It’s Everything
This is an anecdotal piece for those of you who are sure you’ve found your soul mate. Remember there’s a difference between a soul mate and a Twin Flame. Like you, I believe in true love. I believe in happy endings. But stories don’t always end the way we ant them to. Just keep that in mind.
It’s a cool and pleasant early Sunday morning; he has no intentions of doing anything except lying on the front porch swing reading a good book. A gentle breeze is blowing through the trees, the most relaxing breeze in weeks. The night before was long and kind of crazy; it’s football season and in overtime his team came through and won. He was at the game and shouting, not something he usually does. But it’s his kid’s school and for his sake he cheers the home team.
His voice is hoarse and he’s nursing a bit of a headache, when his wife comes out and asks if he’s ready to go. To a party he wasn’t invited to, for some people he doesn’t really know; they’re her friends and she’s asked him to go with her, so when she asks again, “Do you want to go?” he says “No.”
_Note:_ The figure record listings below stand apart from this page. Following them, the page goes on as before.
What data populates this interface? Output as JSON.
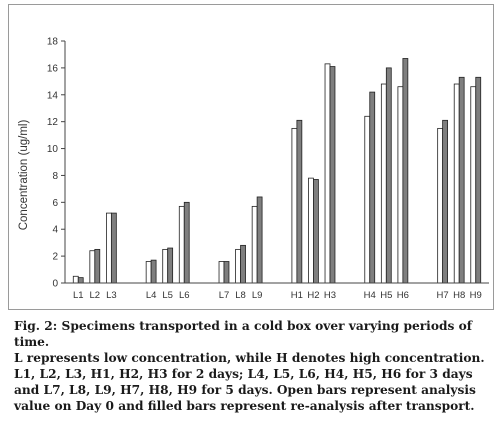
{
  "chart_data": {
    "type": "bar",
    "title": "",
    "xlabel": "",
    "ylabel": "Concentration (ug/ml)",
    "ylim": [
      0,
      18
    ],
    "yticks": [
      "0",
      "2",
      "4",
      "6",
      "8",
      "10",
      "12",
      "14",
      "16",
      "18"
    ],
    "grid": false,
    "legend": "none",
    "categories": [
      "L1",
      "L2",
      "L3",
      "L4",
      "L5",
      "L6",
      "L7",
      "L8",
      "L9",
      "H1",
      "H2",
      "H3",
      "H4",
      "H5",
      "H6",
      "H7",
      "H8",
      "H9"
    ],
    "groups": [
      3,
      3,
      3,
      3,
      3,
      3
    ],
    "series": [
      {
        "kind": "open",
        "color": "#ffffff",
        "values": [
          0.5,
          2.4,
          5.2,
          1.6,
          2.5,
          5.7,
          1.6,
          2.5,
          5.7,
          11.5,
          7.8,
          16.3,
          12.4,
          14.8,
          14.6,
          11.5,
          14.8,
          14.6
        ]
      },
      {
        "kind": "filled",
        "color": "#7f7f7f",
        "values": [
          0.4,
          2.5,
          5.2,
          1.7,
          2.6,
          6.0,
          1.6,
          2.8,
          6.4,
          12.1,
          7.7,
          16.1,
          14.2,
          16.0,
          16.7,
          12.1,
          15.3,
          15.3
        ]
      }
    ]
  },
  "caption": {
    "title_line": "Fig. 2: Specimens transported in a cold box over varying periods of time.",
    "body": "L represents low concentration, while H denotes high concentration. L1, L2, L3, H1, H2, H3 for 2 days; L4, L5, L6, H4, H5, H6 for 3 days and L7, L8, L9, H7, H8, H9 for 5 days. Open bars represent analysis value on Day 0 and filled bars represent re-analysis after transport."
  }
}
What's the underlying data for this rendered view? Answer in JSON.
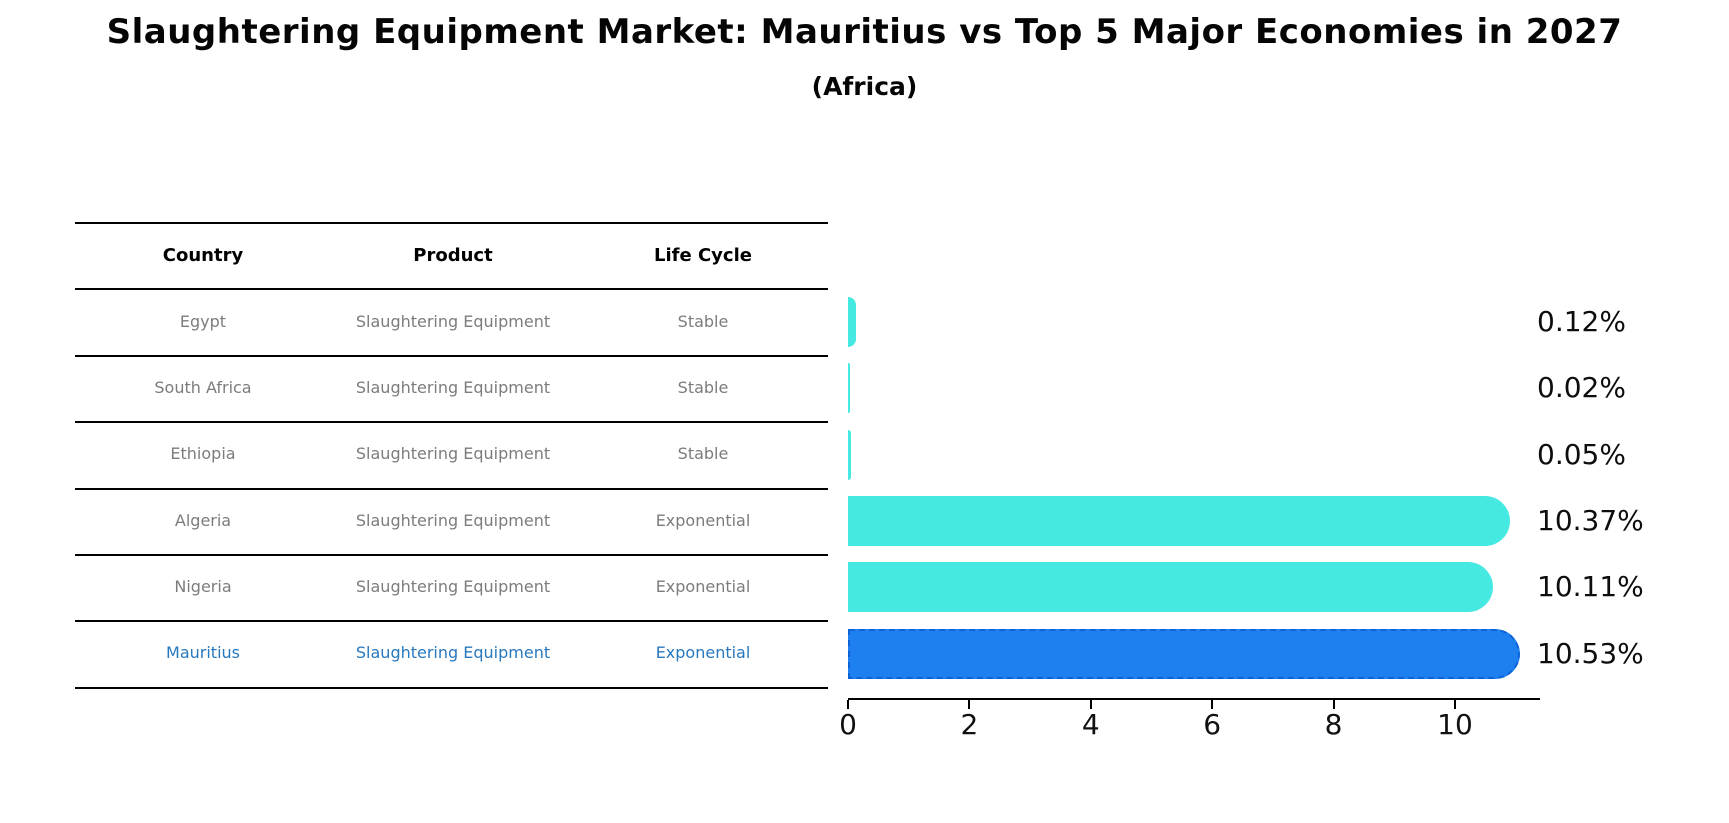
{
  "title": "Slaughtering Equipment Market: Mauritius vs Top 5 Major Economies in 2027",
  "subtitle": "(Africa)",
  "table": {
    "headers": [
      "Country",
      "Product",
      "Life Cycle"
    ],
    "rows": [
      {
        "country": "Egypt",
        "product": "Slaughtering Equipment",
        "life_cycle": "Stable"
      },
      {
        "country": "South Africa",
        "product": "Slaughtering Equipment",
        "life_cycle": "Stable"
      },
      {
        "country": "Ethiopia",
        "product": "Slaughtering Equipment",
        "life_cycle": "Stable"
      },
      {
        "country": "Algeria",
        "product": "Slaughtering Equipment",
        "life_cycle": "Exponential"
      },
      {
        "country": "Nigeria",
        "product": "Slaughtering Equipment",
        "life_cycle": "Exponential"
      },
      {
        "country": "Mauritius",
        "product": "Slaughtering Equipment",
        "life_cycle": "Exponential"
      }
    ],
    "highlight_row_index": 5
  },
  "chart_data": {
    "type": "bar",
    "orientation": "horizontal",
    "categories": [
      "Egypt",
      "South Africa",
      "Ethiopia",
      "Algeria",
      "Nigeria",
      "Mauritius"
    ],
    "values": [
      0.12,
      0.02,
      0.05,
      10.37,
      10.11,
      10.53
    ],
    "labels": [
      "0.12%",
      "0.02%",
      "0.05%",
      "10.37%",
      "10.11%",
      "10.53%"
    ],
    "xticks": [
      0,
      2,
      4,
      6,
      8,
      10
    ],
    "xlim": [
      0,
      11.35
    ],
    "grid": false,
    "legend": false,
    "bar_color": "#45e9e1",
    "highlight_bar_color": "#1d80ee",
    "highlight_border_color": "#0e62d9",
    "highlight_text_color": "#2878be",
    "highlight_index": 5
  }
}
He’s gone with her time and time before because she’s asked him, knowing that these weren’t his friends at all. Trying to keep the peace by going with her when he’d rather have gone with her somewhere alone. He told her once she was the only friend he wanted, that he’d never needed more than one or two. To which she bristled and said, “I don’t need that kind of pressure,” so he never said anything like that again. Slipped up one time time and said he was “immensely attracted” to her, a fair enough thing to tell your wife. But she dismissed it and said, “I don’t like mush,” and he replied, “That’s been the story of my life.”
He turns back to his book and tries to read it, but she's standing there not knowing what to do. So she says the only thing that comes to mind right at that moment. She says, “Okay, but could you tell me what’s bugging you?”
He stares down at the page, but he’s not reading; he’s wondering what’s appropriate to say. Should he lie and simply tell her “nothing”? Or should he think about himself and tell the truth? He lets the question pass without answering and, pretending to be satisfied, she turns. And as she opens the front door he says the first and only word that comes to mind.
“Everything,” he mutters while she stands there, not asking what he means by that. It’s an answer she’s probably been expecting, and without another word she goes inside.
“It’s everything,” he says again, as if she’s listening, as if she’s there to care at all. But he hears the front door close and puts his book down; then details to the breeze just what he meant.
“It’s the fact that you don’t love me, that you said once you weren't sure. That to love you is like trying to pick a cat up that doesn’t want to be picked up.
“It’s the mood swings and the judgment, it’s the time we spend apart; it’s the lack of meaningful conversation; it’s the music you don’t like. It’s your politics and your rules- they don’t bend and they don’t break; to try to make you laugh is to try to ski up a mountain.
“It’s the constant repetition, it’s the spending and the food; it’s the fact we don’t agree on what’s bad and what’s good. It’s the ghosts you’ve seen and still deny, it’s the questions you won’t ask. It’s the answers you won’t accept.
“It’s ethnicity and hunger, it’s weapons and war;
It’s hypocrisy and gunfire, it’s you and so much more.
It’s the selfies and the violence; it’s the ignorance and greed;
It’s taking everything for granted, it’s wasting all the things we need.
It’s the loneliness and sorrow; it’s wanting somewhere quiet to talk;
It’s not having to make a bargain just to share a moonlight walk.
“So when you ask me what’s the matter, and I tell you ‘nothing much’
Understand it’s actually everything, and my love for you is used up.”